Personal information
- Full name: Mirian Giorgadze
- Nationality: Georgia
- Born: 25 March 1976 (age 50) Terjola, Imereti, Georgian SSR, Soviet Union
- Height: 1.84 m (6 ft 1⁄2 in)
- Weight: 120 kg (265 lb)

Sport
- Style: Greco-Roman
- Club: Dynamo Tbilisi
- Coach: Vasha Kraveshvili

Medal record
Men's Greco-Roman wrestling
Representing Georgia
European Championships
| Bronze medal – third place | 2005 Varna | 120 kg |

= Mirian Giorgadze =

Georgian Greco-Roman wrestler

Mirian Giorgadze (მირიან გიორგაძე; born March 25, 1976, in Terjola) is a retired amateur Georgian Greco-Roman wrestler, who competed in the men's super heavyweight category.
He represented his nation Georgia in two editions of the Olympic Games (2000 and 2004), and nearly ended his sporting campaign with a blistering bronze medal effort at the 2005 European Championships in Varna, Bulgaria. Giorgadze also trained as part of the Greco-Roman wrestling team for Dynamo Tbilisi under his personal coach Vasha Kraveshvili.

Giorgadze made his official debut at the 2000 Summer Olympics in Sydney, where he competed in the men's super heavyweight division (130 kg).

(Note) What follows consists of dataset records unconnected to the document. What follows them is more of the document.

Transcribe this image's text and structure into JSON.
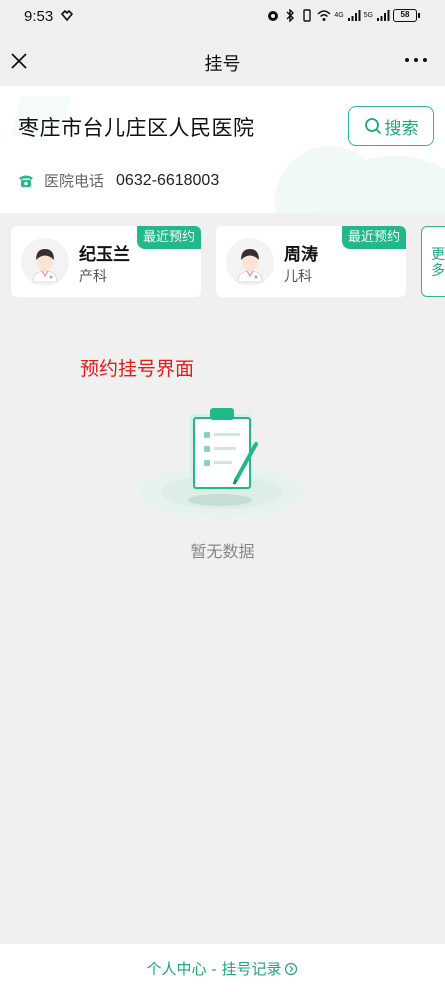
{
  "status_bar": {
    "time": "9:53",
    "network_1": "4G",
    "network_2": "5G",
    "battery": "58"
  },
  "title_bar": {
    "title": "挂号",
    "close_icon": "close-icon",
    "more_icon": "more-icon"
  },
  "hospital": {
    "name": "枣庄市台儿庄区人民医院",
    "search_label": "搜索",
    "phone_label": "医院电话",
    "phone_number": "0632-6618003"
  },
  "doctors": [
    {
      "name": "纪玉兰",
      "department": "产科",
      "badge": "最近预约"
    },
    {
      "name": "周涛",
      "department": "儿科",
      "badge": "最近预约"
    }
  ],
  "more_label": "更多",
  "overlay_label": "预约挂号界面",
  "empty_state": {
    "text": "暂无数据"
  },
  "footer": {
    "link_label": "个人中心 - 挂号记录"
  },
  "colors": {
    "accent": "#22b889",
    "overlay": "#e41b17"
  }
}
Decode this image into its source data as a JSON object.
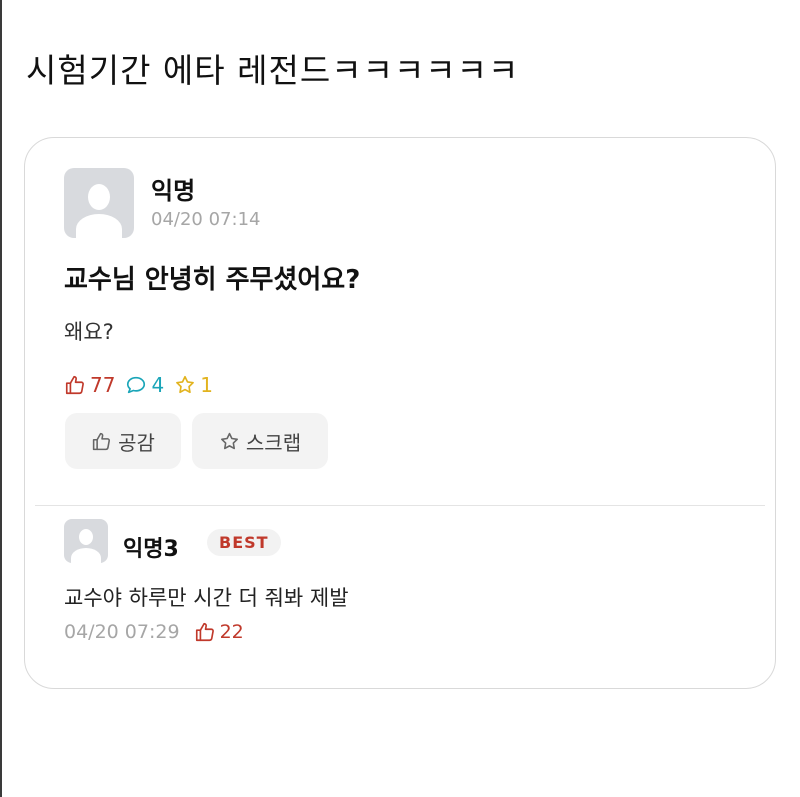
{
  "headline": "시험기간 에타 레전드ㅋㅋㅋㅋㅋㅋ",
  "post": {
    "author": "익명",
    "time": "04/20 07:14",
    "title": "교수님 안녕히 주무셨어요?",
    "body": "왜요?",
    "likes": "77",
    "comments": "4",
    "scraps": "1",
    "like_button": "공감",
    "scrap_button": "스크랩"
  },
  "comment": {
    "author": "익명3",
    "badge": "BEST",
    "text": "교수야 하루만 시간 더 줘봐 제발",
    "time": "04/20 07:29",
    "likes": "22"
  },
  "colors": {
    "like": "#c0392b",
    "comment": "#1aa5b8",
    "scrap": "#e2b31e",
    "meta_gray": "#a6a6a6"
  },
  "icons": [
    "thumbs-up-icon",
    "comment-bubble-icon",
    "star-icon",
    "default-avatar-icon"
  ]
}
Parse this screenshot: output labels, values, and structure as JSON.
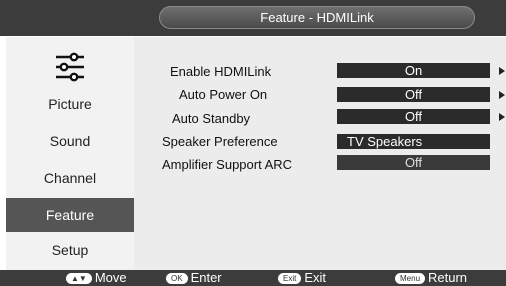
{
  "header": {
    "title": "Feature - HDMILink"
  },
  "sidebar": {
    "logo_icon": "sliders-icon",
    "items": [
      {
        "label": "Picture"
      },
      {
        "label": "Sound"
      },
      {
        "label": "Channel"
      },
      {
        "label": "Feature",
        "active": true
      },
      {
        "label": "Setup"
      }
    ]
  },
  "settings": [
    {
      "label": "Enable HDMILink",
      "value": "On",
      "has_submenu": true
    },
    {
      "label": "Auto Power On",
      "value": "Off",
      "has_submenu": true
    },
    {
      "label": "Auto Standby",
      "value": "Off",
      "has_submenu": true
    },
    {
      "label": "Speaker Preference",
      "value": "TV Speakers",
      "has_submenu": false
    },
    {
      "label": "Amplifier Support ARC",
      "value": "Off",
      "has_submenu": false,
      "disabled": true
    }
  ],
  "footer": {
    "move_key": "▲▼",
    "move_label": "Move",
    "enter_key": "OK",
    "enter_label": "Enter",
    "exit_key": "Exit",
    "exit_label": "Exit",
    "return_key": "Menu",
    "return_label": "Return"
  },
  "colors": {
    "bar": "#3c3c3c",
    "selected_item": "#555555",
    "value_box": "#2b2b2b"
  }
}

He lost two straight matches each to Sweden's Eddy Bengtsson and Belarus' Dmitry Debelka, who later claimed a bronze medal at the end of the tournament in the prelim pool, finishing last out of twenty wrestlers in the overall standings.

At the 2004 Summer Olympics in Athens, Giorgadze qualified for his second Georgian squad in the men's 120 kg class by receiving a berth and placing third from the Olympic Qualification Tournament in Novi Sad, Serbia and Montenegro. Since his previous Games, Giorgadze could not recover a setback from his former rival Bengtsson on the opening bout, but managed to break a 2–2 draw and score a single triumph over Kazakhstan's Georgiy Tsurtsumia. Giorgadze's devised game plan did not effectively accomplish, as he was haplessly pinned by the host nation's Xenofon Koutsioumpas and Sweden's Eddy Bengtsson without receiving a single point, finishing third in the prelim pool and fifteenth in the overall rankings.